Selections returned by each method on 50 random 2-D points (m = 8). Coloured symbols mark selected points; grey circles are the full candidate set. A small jitter separates symbols at shared indices.

Exact solution

For small instances (roughly N ≤ 25–30), ExactMaxMin() solves the problem to proven optimality via a node-packing integer programme (Sayyady & Fathi 2016), using the highs solver.

set.seed(1L)
pts30 <- matrix(rnorm(60L), ncol = 2L)
d30   <- dist(pts30)
res_ex <- ExactMaxMin(d30, m = 6L, time_budget_s = 30L)

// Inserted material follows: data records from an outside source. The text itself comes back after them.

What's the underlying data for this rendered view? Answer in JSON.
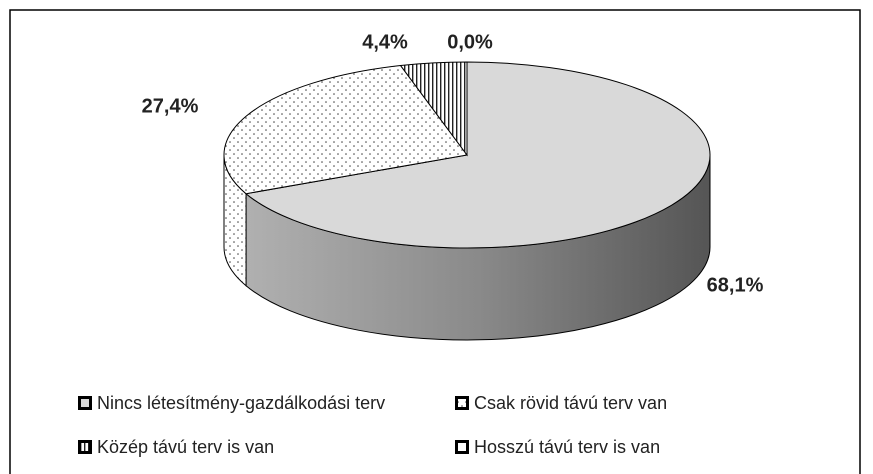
{
  "chart_data": {
    "type": "pie",
    "categories": [
      "Nincs létesítmény-gazdálkodási terv",
      "Csak rövid távú terv van",
      "Közép távú terv is van",
      "Hosszú távú terv is van"
    ],
    "values": [
      68.1,
      27.4,
      4.4,
      0.0
    ],
    "value_labels": [
      "68,1%",
      "27,4%",
      "4,4%",
      "0,0%"
    ],
    "legend": "bottom"
  }
}
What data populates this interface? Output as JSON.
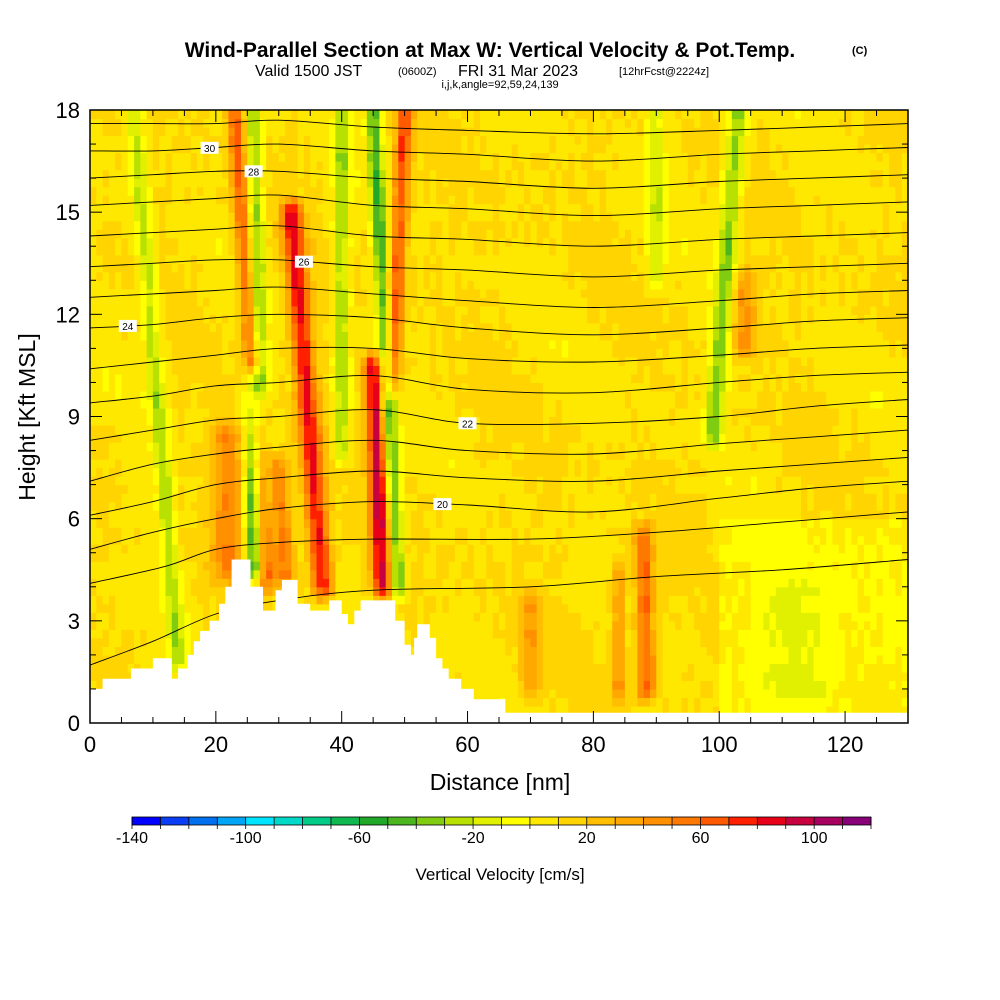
{
  "header": {
    "title": "Wind-Parallel Section at Max W: Vertical Velocity & Pot.Temp.",
    "title_tag": "(C)",
    "valid_prefix": "Valid 1500 JST",
    "valid_utc": "(0600Z)",
    "valid_date": "FRI 31 Mar 2023",
    "forecast_tag": "[12hrFcst@2224z]",
    "ijk_line": "i,j,k,angle=92,59,24,139"
  },
  "chart_data": {
    "type": "heatmap",
    "title": "Wind-Parallel Section at Max W: Vertical Velocity & Pot.Temp.",
    "xlabel": "Distance [nm]",
    "ylabel": "Height [Kft MSL]",
    "xlim": [
      0,
      130
    ],
    "ylim": [
      0,
      18
    ],
    "xticks": [
      0,
      20,
      40,
      60,
      80,
      100,
      120
    ],
    "yticks": [
      0,
      3,
      6,
      9,
      12,
      15,
      18
    ],
    "colorbar": {
      "title": "Vertical Velocity [cm/s]",
      "min": -140,
      "max": 120,
      "step": 10,
      "tick_values": [
        -140,
        -100,
        -60,
        -20,
        20,
        60,
        100
      ],
      "colors": [
        "#0000ff",
        "#0a3df5",
        "#0070ee",
        "#00a6f5",
        "#00e5ff",
        "#00d8c8",
        "#00cc88",
        "#10b850",
        "#22a828",
        "#4cb620",
        "#80cc10",
        "#b8e000",
        "#e0f000",
        "#ffff00",
        "#ffe800",
        "#ffd400",
        "#ffbe00",
        "#ffa800",
        "#ff9000",
        "#ff7800",
        "#ff5a00",
        "#ff2000",
        "#e80018",
        "#c80040",
        "#a80060",
        "#880078"
      ]
    },
    "terrain": [
      [
        0,
        1
      ],
      [
        2,
        1
      ],
      [
        2,
        1.3
      ],
      [
        6.5,
        1.3
      ],
      [
        6.5,
        1.6
      ],
      [
        10,
        1.6
      ],
      [
        10,
        1.9
      ],
      [
        13,
        1.9
      ],
      [
        13,
        1.3
      ],
      [
        14,
        1.3
      ],
      [
        14,
        1.6
      ],
      [
        15.5,
        1.6
      ],
      [
        15.5,
        2
      ],
      [
        16.5,
        2
      ],
      [
        16.5,
        2.4
      ],
      [
        17.5,
        2.4
      ],
      [
        17.5,
        2.7
      ],
      [
        19,
        2.7
      ],
      [
        19,
        3
      ],
      [
        20.5,
        3
      ],
      [
        20.5,
        3.5
      ],
      [
        21.5,
        3.5
      ],
      [
        21.5,
        4
      ],
      [
        22.5,
        4
      ],
      [
        22.5,
        4.8
      ],
      [
        25.5,
        4.8
      ],
      [
        25.5,
        4
      ],
      [
        27.5,
        4
      ],
      [
        27.5,
        3.3
      ],
      [
        29.5,
        3.3
      ],
      [
        29.5,
        3.9
      ],
      [
        30.5,
        3.9
      ],
      [
        30.5,
        4.2
      ],
      [
        33,
        4.2
      ],
      [
        33,
        3.5
      ],
      [
        35,
        3.5
      ],
      [
        35,
        3.3
      ],
      [
        38,
        3.3
      ],
      [
        38,
        3.6
      ],
      [
        40,
        3.6
      ],
      [
        40,
        3.2
      ],
      [
        41,
        3.2
      ],
      [
        41,
        2.9
      ],
      [
        42,
        2.9
      ],
      [
        42,
        3.3
      ],
      [
        43,
        3.3
      ],
      [
        43,
        3.6
      ],
      [
        48.5,
        3.6
      ],
      [
        48.5,
        3
      ],
      [
        50,
        3
      ],
      [
        50,
        2.3
      ],
      [
        51,
        2.3
      ],
      [
        51,
        2
      ],
      [
        51.5,
        2
      ],
      [
        51.5,
        2.5
      ],
      [
        52,
        2.5
      ],
      [
        52,
        2.9
      ],
      [
        54,
        2.9
      ],
      [
        54,
        2.5
      ],
      [
        55,
        2.5
      ],
      [
        55,
        1.9
      ],
      [
        56,
        1.9
      ],
      [
        56,
        1.6
      ],
      [
        57,
        1.6
      ],
      [
        57,
        1.3
      ],
      [
        59,
        1.3
      ],
      [
        59,
        1
      ],
      [
        61,
        1
      ],
      [
        61,
        0.7
      ],
      [
        66,
        0.7
      ],
      [
        66,
        0.3
      ],
      [
        130,
        0.3
      ],
      [
        130,
        0
      ],
      [
        0,
        0
      ]
    ],
    "updraft_bands": [
      {
        "x_bottom": 22,
        "x_top": 22,
        "y_bottom": 4.5,
        "y_top": 8.5,
        "w": 2.5,
        "peak": 40
      },
      {
        "x_bottom": 28,
        "x_top": 23,
        "y_bottom": 4.3,
        "y_top": 18,
        "w": 1.3,
        "peak": 55
      },
      {
        "x_bottom": 31,
        "x_top": 30,
        "y_bottom": 4.3,
        "y_top": 7.5,
        "w": 1.6,
        "peak": 45
      },
      {
        "x_bottom": 37,
        "x_top": 32,
        "y_bottom": 4,
        "y_top": 15,
        "w": 1.7,
        "peak": 75
      },
      {
        "x_bottom": 46.5,
        "x_top": 45,
        "y_bottom": 4,
        "y_top": 10.5,
        "w": 1.5,
        "peak": 85
      },
      {
        "x_bottom": 48,
        "x_top": 50,
        "y_bottom": 10,
        "y_top": 18,
        "w": 1.3,
        "peak": 60
      },
      {
        "x_bottom": 88.5,
        "x_top": 88,
        "y_bottom": 1,
        "y_top": 5.5,
        "w": 1.5,
        "peak": 55
      },
      {
        "x_bottom": 84,
        "x_top": 84,
        "y_bottom": 1,
        "y_top": 4.5,
        "w": 1.1,
        "peak": 35
      },
      {
        "x_bottom": 104,
        "x_top": 104,
        "y_bottom": 11,
        "y_top": 13,
        "w": 2,
        "peak": 35
      },
      {
        "x_bottom": 70,
        "x_top": 70,
        "y_bottom": 1,
        "y_top": 3.5,
        "w": 1.5,
        "peak": 30
      }
    ],
    "downdraft_bands": [
      {
        "x_bottom": 14,
        "x_top": 7,
        "y_bottom": 2,
        "y_top": 18,
        "w": 1.3,
        "peak": -35
      },
      {
        "x_bottom": 26,
        "x_top": 26,
        "y_bottom": 4.5,
        "y_top": 10,
        "w": 1.5,
        "peak": -70
      },
      {
        "x_bottom": 27,
        "x_top": 26,
        "y_bottom": 10,
        "y_top": 18,
        "w": 1.3,
        "peak": -40
      },
      {
        "x_bottom": 40,
        "x_top": 40,
        "y_bottom": 8,
        "y_top": 18,
        "w": 1.2,
        "peak": -40
      },
      {
        "x_bottom": 49,
        "x_top": 45,
        "y_bottom": 4,
        "y_top": 18,
        "w": 1.2,
        "peak": -55
      },
      {
        "x_bottom": 90,
        "x_top": 90,
        "y_bottom": 13,
        "y_top": 18,
        "w": 1.5,
        "peak": -25
      },
      {
        "x_bottom": 99,
        "x_top": 103,
        "y_bottom": 8.5,
        "y_top": 18,
        "w": 1.5,
        "peak": -45
      },
      {
        "x_bottom": 112,
        "x_top": 112,
        "y_bottom": 1,
        "y_top": 4,
        "w": 6,
        "peak": -12
      }
    ],
    "isentropes": [
      {
        "label": "",
        "pts": [
          [
            0,
            1.7
          ],
          [
            10,
            2.4
          ],
          [
            20,
            3.2
          ],
          [
            30,
            3.6
          ],
          [
            45,
            3.9
          ],
          [
            70,
            4
          ],
          [
            90,
            4.3
          ],
          [
            110,
            4.5
          ],
          [
            130,
            4.8
          ]
        ]
      },
      {
        "label": "",
        "pts": [
          [
            0,
            4.1
          ],
          [
            12,
            4.6
          ],
          [
            20,
            5.1
          ],
          [
            30,
            5.3
          ],
          [
            45,
            5.4
          ],
          [
            70,
            5.4
          ],
          [
            90,
            5.6
          ],
          [
            110,
            5.9
          ],
          [
            130,
            6.2
          ]
        ]
      },
      {
        "label": "20",
        "lx": 56,
        "pts": [
          [
            0,
            5.1
          ],
          [
            10,
            5.6
          ],
          [
            20,
            6
          ],
          [
            30,
            6.3
          ],
          [
            45,
            6.5
          ],
          [
            60,
            6.4
          ],
          [
            80,
            6.2
          ],
          [
            100,
            6.6
          ],
          [
            115,
            6.9
          ],
          [
            130,
            7.1
          ]
        ]
      },
      {
        "label": "",
        "pts": [
          [
            0,
            6.1
          ],
          [
            10,
            6.5
          ],
          [
            20,
            7
          ],
          [
            30,
            7.2
          ],
          [
            45,
            7.4
          ],
          [
            60,
            7.2
          ],
          [
            80,
            7.1
          ],
          [
            100,
            7.4
          ],
          [
            115,
            7.6
          ],
          [
            130,
            7.8
          ]
        ]
      },
      {
        "label": "",
        "pts": [
          [
            0,
            7.1
          ],
          [
            10,
            7.6
          ],
          [
            20,
            7.9
          ],
          [
            30,
            8.1
          ],
          [
            45,
            8.3
          ],
          [
            60,
            8
          ],
          [
            80,
            7.9
          ],
          [
            100,
            8.2
          ],
          [
            115,
            8.4
          ],
          [
            130,
            8.6
          ]
        ]
      },
      {
        "label": "22",
        "lx": 60,
        "pts": [
          [
            0,
            8.3
          ],
          [
            10,
            8.6
          ],
          [
            20,
            8.9
          ],
          [
            30,
            9
          ],
          [
            45,
            9.2
          ],
          [
            60,
            8.8
          ],
          [
            80,
            8.8
          ],
          [
            100,
            9
          ],
          [
            115,
            9.3
          ],
          [
            130,
            9.5
          ]
        ]
      },
      {
        "label": "",
        "pts": [
          [
            0,
            9.4
          ],
          [
            10,
            9.6
          ],
          [
            20,
            9.9
          ],
          [
            30,
            10
          ],
          [
            45,
            10.2
          ],
          [
            60,
            9.8
          ],
          [
            80,
            9.7
          ],
          [
            100,
            10
          ],
          [
            115,
            10.2
          ],
          [
            130,
            10.3
          ]
        ]
      },
      {
        "label": "",
        "pts": [
          [
            0,
            10.4
          ],
          [
            10,
            10.6
          ],
          [
            20,
            10.8
          ],
          [
            30,
            11
          ],
          [
            45,
            11
          ],
          [
            60,
            10.7
          ],
          [
            80,
            10.6
          ],
          [
            100,
            10.8
          ],
          [
            115,
            11
          ],
          [
            130,
            11.1
          ]
        ]
      },
      {
        "label": "24",
        "lx": 6,
        "pts": [
          [
            0,
            11.6
          ],
          [
            10,
            11.7
          ],
          [
            20,
            11.9
          ],
          [
            30,
            12
          ],
          [
            45,
            11.9
          ],
          [
            60,
            11.6
          ],
          [
            80,
            11.4
          ],
          [
            100,
            11.6
          ],
          [
            115,
            11.8
          ],
          [
            130,
            11.9
          ]
        ]
      },
      {
        "label": "",
        "pts": [
          [
            0,
            12.5
          ],
          [
            10,
            12.6
          ],
          [
            20,
            12.7
          ],
          [
            30,
            12.8
          ],
          [
            45,
            12.6
          ],
          [
            60,
            12.4
          ],
          [
            80,
            12.2
          ],
          [
            100,
            12.4
          ],
          [
            115,
            12.6
          ],
          [
            130,
            12.7
          ]
        ]
      },
      {
        "label": "26",
        "lx": 34,
        "pts": [
          [
            0,
            13.4
          ],
          [
            10,
            13.5
          ],
          [
            20,
            13.6
          ],
          [
            30,
            13.6
          ],
          [
            45,
            13.4
          ],
          [
            60,
            13.3
          ],
          [
            80,
            13.1
          ],
          [
            100,
            13.3
          ],
          [
            115,
            13.4
          ],
          [
            130,
            13.5
          ]
        ]
      },
      {
        "label": "",
        "pts": [
          [
            0,
            14.3
          ],
          [
            10,
            14.4
          ],
          [
            20,
            14.5
          ],
          [
            30,
            14.6
          ],
          [
            45,
            14.3
          ],
          [
            60,
            14.2
          ],
          [
            80,
            14
          ],
          [
            100,
            14.2
          ],
          [
            115,
            14.3
          ],
          [
            130,
            14.4
          ]
        ]
      },
      {
        "label": "",
        "pts": [
          [
            0,
            15.2
          ],
          [
            10,
            15.3
          ],
          [
            20,
            15.4
          ],
          [
            30,
            15.5
          ],
          [
            45,
            15.2
          ],
          [
            60,
            15.1
          ],
          [
            80,
            14.9
          ],
          [
            100,
            15.1
          ],
          [
            115,
            15.2
          ],
          [
            130,
            15.3
          ]
        ]
      },
      {
        "label": "28",
        "lx": 26,
        "pts": [
          [
            0,
            16
          ],
          [
            10,
            16.1
          ],
          [
            20,
            16.2
          ],
          [
            30,
            16.2
          ],
          [
            45,
            16
          ],
          [
            60,
            15.9
          ],
          [
            80,
            15.7
          ],
          [
            100,
            15.9
          ],
          [
            115,
            16
          ],
          [
            130,
            16.1
          ]
        ]
      },
      {
        "label": "30",
        "lx": 19,
        "pts": [
          [
            0,
            16.8
          ],
          [
            10,
            16.8
          ],
          [
            20,
            16.9
          ],
          [
            30,
            17
          ],
          [
            45,
            16.8
          ],
          [
            60,
            16.7
          ],
          [
            80,
            16.5
          ],
          [
            100,
            16.7
          ],
          [
            115,
            16.8
          ],
          [
            130,
            16.9
          ]
        ]
      },
      {
        "label": "",
        "pts": [
          [
            0,
            17.6
          ],
          [
            10,
            17.6
          ],
          [
            20,
            17.6
          ],
          [
            30,
            17.7
          ],
          [
            45,
            17.5
          ],
          [
            60,
            17.4
          ],
          [
            80,
            17.3
          ],
          [
            100,
            17.4
          ],
          [
            115,
            17.5
          ],
          [
            130,
            17.6
          ]
        ]
      }
    ]
  }
}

res_ex$proven      # TRUE  ⟹  objective is the global optimum
#> [1] TRUE
res_ex$objective
#> [1] 1.616311

# Compare to the greedy heuristic on the same instance
res_gonz30 <- Gonzalez(d30, n = 6L)
c(exact    = res_ex$objective,
  Gonzalez = TkScore(d30, res_gonz30))
#>    exact Gonzalez 
#> 1.616311 1.616311

$proven = TRUE certifies that no selection can achieve a higher Tk. ExactMaxMin() is NP-hard; instances with more than ~30 candidates require a time budget or should be tackled with the heuristics above.


Scoring and polish

TkScore()

TkScore() computes the Tk objective for any index set. It accepts a dist object, a square distance matrix, or a coordinate matrix via the points argument:

TkScore(d50, idx_gonz)                               # from dist
#> [1] 1.416314
TkScore(as.matrix(d50), idx_gonz)                    # from square matrix
#> [1] 1.416314
TkScore(points = pts, idx = idx_gonz)                # from coordinates
#> [1] 1.416314

PolishSelection()

PolishSelection() applies a 1-swap local search anchored on the critical edge — the pair realising Tk — and is a fast post-processor for any greedy selector. Applying it to a single-seed (weaker) Gonzalez result often recovers a few extra units of Tk:

idx_raw      <- Gonzalez(d50, n = m, seed = "first")   # single, weaker seed
TkScore(d50, idx_raw)
#> [1] 1.322782

idx_polished <- PolishSelection(d50, idx_raw)
TkScore(d50, idx_polished)
#> [1] 1.416314

attr(idx_polished, "swaps")   # number of improving swaps applied
#> [1] 1

When to use which method

Scenario Recommended
Speed matters most, N up to a few thousand Gonzalez() (ensemble default)
Deterministic, reproducible refinement DropAddTS()
Best quality, set seed for reproducibility GraspPR(seed = ...)
N > 46 000 (distance matrix infeasible) DropAddTSPoints() or Gonzalez(points = ...)
Arbitrary metric with no coordinate embedding Gonzalez(<column function>, N = ...)
Proven optimum, N ≤ ~ 25–30, highs installed ExactMaxMin()
Post-process any selection cheaply PolishSelection()

The heuristics are complementary: Gonzalez() is O(N · m) and deterministic — an instant first result. DropAddTS() is deterministic and reproducible (no RNG), typically reaching ≈ 99 % of optimal; the seed parameter governs only the RNG used for tie-breaking, not the algorithm itself. GraspPR() is stochastic and usually edges out DropAddTS() on Tk, but requires a seed for reproducibility. For any of these, PolishSelection() can squeeze out further improvement at negligible cost.

The CRAN package maximin constructs continuous space-filling designs by generating new points.